I want both the admin account on Windows 7 and the admin account on Windows 8 to access them with full permissions.

What I have done so far was to:

  • modify the permissions in Windows 7 and make sure my user account has full permissions;
  • login to Windows 8 and give full permissions to admin user account used on that OS.

The trouble is: each time I login to Windows 7, it seems to forget that my user account has full permissions. Then, I need to take ownership of each folder, in order to use it.

When I log back to Windows 8, it never has issues remembering permissions and I can access these folders without trouble. However, when I go back to Windows 7, I have the same troubles again and need to take manual ownership of these folders.

How should I setup the permissions so that I have access to these folders from both OSes and admin accounts?

Do I have to change some security policy in Windows? If yes, which? I can't find one relevant to my problem.
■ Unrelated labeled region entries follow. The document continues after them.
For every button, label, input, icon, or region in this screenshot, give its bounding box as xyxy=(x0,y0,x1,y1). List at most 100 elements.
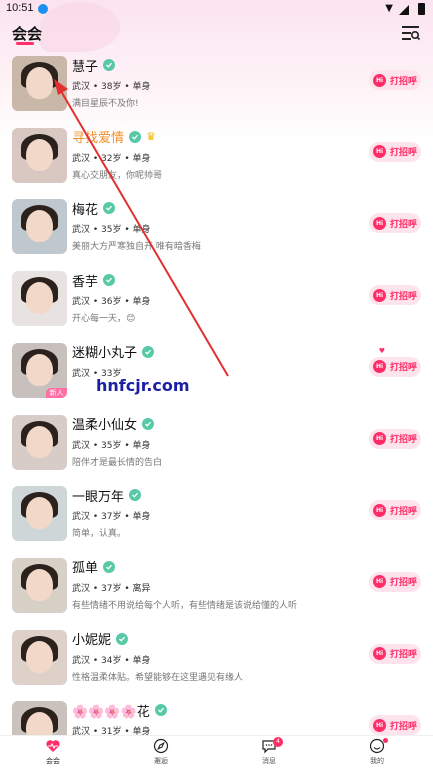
avatar-face-shape xyxy=(26,712,53,735)
user-info: 武汉 • 35岁 • 单身 xyxy=(72,440,151,451)
user-avatar[interactable] xyxy=(12,127,67,183)
greet-label: 打招呼 xyxy=(390,76,418,87)
wifi-icon: ▼ xyxy=(385,3,393,14)
greet-button[interactable]: Hi 打招呼 xyxy=(369,428,421,449)
greet-label: 打招呼 xyxy=(390,721,418,732)
user-avatar[interactable] xyxy=(12,199,67,255)
heart-pulse-icon xyxy=(46,740,60,752)
avatar-face-shape xyxy=(26,497,53,530)
greet-button[interactable]: Hi 打招呼 xyxy=(369,715,421,735)
user-bio: 性格温柔体贴。希望能够在这里遇见有缘人 xyxy=(72,672,244,683)
avatar-face-shape xyxy=(26,353,53,386)
user-bio: 满目星辰不及你! xyxy=(72,99,139,109)
user-bio: 美丽大方严寒独自开 唯有暗香梅 xyxy=(72,242,201,253)
avatar-face-shape xyxy=(26,568,53,601)
user-info: 武汉 • 31岁 • 单身 xyxy=(72,727,151,735)
user-name-line: 寻找爱情 ♛ xyxy=(72,127,156,147)
user-info: 武汉 • 37岁 • 离异 xyxy=(72,583,151,594)
hi-icon: Hi xyxy=(373,575,386,589)
watermark-text: hnfcjr.com xyxy=(96,376,190,395)
user-avatar[interactable] xyxy=(12,271,67,327)
user-name: 寻找爱情 xyxy=(72,131,125,147)
user-avatar[interactable] xyxy=(12,56,67,111)
user-info: 武汉 • 36岁 • 单身 xyxy=(72,297,151,308)
user-name-line: 小妮妮 xyxy=(72,629,129,649)
battery-icon xyxy=(418,3,425,15)
hi-icon: Hi xyxy=(373,216,386,230)
app-title: 会会 xyxy=(12,25,43,43)
filter-icon[interactable] xyxy=(401,24,421,42)
nav-tab-encounter[interactable]: 邂逅 xyxy=(131,738,191,766)
user-list-item[interactable]: 一眼万年 武汉 • 37岁 • 单身 简单，认真。 Hi 打招呼 xyxy=(0,482,433,554)
greet-label: 打招呼 xyxy=(390,148,418,159)
verified-check-icon xyxy=(116,632,129,645)
user-list-item[interactable]: 寻找爱情 ♛ 武汉 • 32岁 • 单身 真心交朋友，你呢帅哥 Hi 打招呼 xyxy=(0,124,433,196)
hi-icon: Hi xyxy=(373,432,386,445)
user-name: 迷糊小丸子 xyxy=(72,346,138,362)
hi-icon: Hi xyxy=(373,288,386,302)
user-list-item[interactable]: 小妮妮 武汉 • 34岁 • 单身 性格温柔体贴。希望能够在这里遇见有缘人 Hi 打招呼 xyxy=(0,626,433,698)
user-name: 慧子 xyxy=(72,59,99,75)
greet-button[interactable]: Hi 打招呼 xyxy=(369,285,421,306)
user-avatar[interactable] xyxy=(12,414,67,470)
status-time: 10:51 xyxy=(6,2,34,14)
greet-label: 打招呼 xyxy=(390,363,418,374)
user-list-item[interactable]: 新人 迷糊小丸子 武汉 • 33岁 ♥ Hi 打招呼 xyxy=(0,339,433,411)
verified-check-icon xyxy=(142,417,155,430)
user-name-line: 香芋 xyxy=(72,270,116,290)
greet-label: 打招呼 xyxy=(390,578,418,589)
verified-check-icon xyxy=(103,560,116,573)
nav-tab-huihui[interactable]: 会会 xyxy=(23,738,83,766)
bottom-navigation: 会会 邂逅 4 消息 我的 xyxy=(0,735,433,770)
user-name-line: 孤单 xyxy=(72,557,116,577)
user-bio: 开心每一天，😊 xyxy=(72,314,136,325)
user-avatar[interactable] xyxy=(12,629,67,685)
title-underline xyxy=(16,42,34,45)
user-list-item[interactable]: 慧子武汉 • 38岁 • 单身 满目星辰不及你! Hi 打招呼 xyxy=(0,52,433,124)
avatar-face-shape xyxy=(26,282,53,315)
avatar-face-shape xyxy=(26,425,53,458)
user-name: 一眼万年 xyxy=(72,489,125,505)
user-avatar[interactable]: 新人 xyxy=(12,342,67,398)
hi-icon: Hi xyxy=(373,647,386,661)
user-info: 武汉 • 35岁 • 单身 xyxy=(72,225,151,236)
user-name: 孤单 xyxy=(72,561,99,577)
greet-button[interactable]: Hi 打招呼 xyxy=(369,141,421,162)
nav-label-huihui: 会会 xyxy=(46,757,60,765)
user-info: 武汉 • 37岁 • 单身 xyxy=(72,512,151,523)
user-list-item[interactable]: 🌸🌸🌸🌸花武汉 • 31岁 • 单身 Hi 打招呼 xyxy=(0,697,433,735)
user-bio: 陪伴才是最长情的告白 xyxy=(72,457,163,468)
greet-label: 打招呼 xyxy=(390,219,418,230)
user-info: 武汉 • 38岁 • 单身 xyxy=(72,82,151,92)
crown-icon: ♛ xyxy=(146,130,156,144)
user-list[interactable]: 慧子 武汉 • 38岁 • 单身 满目星辰不及你! Hi 打招呼 寻找爱情 ♛ 武汉 • 32… xyxy=(0,52,433,735)
user-info: 武汉 • 32岁 • 单身 xyxy=(72,153,151,164)
user-list-item[interactable]: 温柔小仙女武汉 • 35岁 • 单身陪伴才是最长情的告白 Hi 打招呼 xyxy=(0,411,433,483)
nav-tab-messages[interactable]: 4 消息 xyxy=(239,737,299,766)
user-name: 🌸🌸🌸🌸花 xyxy=(72,704,150,720)
compass-icon xyxy=(153,738,169,754)
nav-tab-mine[interactable]: 我的 xyxy=(347,738,407,766)
user-list-item[interactable]: 香芋武汉 • 36岁 • 单身 开心每一天，😊 Hi 打招呼 xyxy=(0,267,433,339)
user-avatar[interactable] xyxy=(12,557,67,613)
greet-button[interactable]: Hi 打招呼 xyxy=(369,643,421,664)
user-avatar[interactable] xyxy=(12,701,67,735)
heart-decoration-icon: ♥ xyxy=(378,346,385,355)
greet-button[interactable]: Hi 打招呼 xyxy=(369,356,421,377)
user-name: 香芋 xyxy=(72,274,99,290)
user-list-item[interactable]: 梅花 武汉 • 35岁 • 单身 美丽大方严寒独自开 唯有暗香梅 Hi 打招呼 xyxy=(0,195,433,267)
greet-label: 打招呼 xyxy=(390,506,418,517)
user-name-line: 温柔小仙女 xyxy=(72,414,155,434)
user-bio: 有些情绪不用说给每个人听，有些情绪是该说给懂的人听 xyxy=(72,600,298,611)
greet-button[interactable]: Hi 打招呼 xyxy=(369,213,421,234)
verified-check-icon xyxy=(154,704,167,717)
greet-button[interactable]: Hi 打招呼 xyxy=(369,571,421,592)
greet-label: 打招呼 xyxy=(390,650,418,661)
avatar-face-shape xyxy=(26,640,53,673)
greet-button[interactable]: Hi 打招呼 xyxy=(369,70,421,90)
user-avatar[interactable] xyxy=(12,486,67,542)
user-name: 小妮妮 xyxy=(72,633,112,649)
greet-button[interactable]: Hi 打招呼 xyxy=(369,500,421,521)
verified-check-icon xyxy=(129,130,142,143)
user-list-item[interactable]: 孤单武汉 • 37岁 • 离异有些情绪不用说给每个人听，有些情绪是该说给懂的人听… xyxy=(0,554,433,626)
Update: I have noticed that this problem is fixed in Windows 8 Release Preview. Apparently, it was a bug relevant for Windows 8 Consumer Preview.

Best Answer

You need to grant permissions to the Everyone group to your folders.

The problem you are running into is the local accounts on one OS install are unknown to the other OS install. Without a bridging entity, for all intents and purposes, the OS has no idea that the other OS exists.

Another solution that will mitigate this is to join computers with a domain controller.

By taking ownership of the folder, you are only furthering the problem.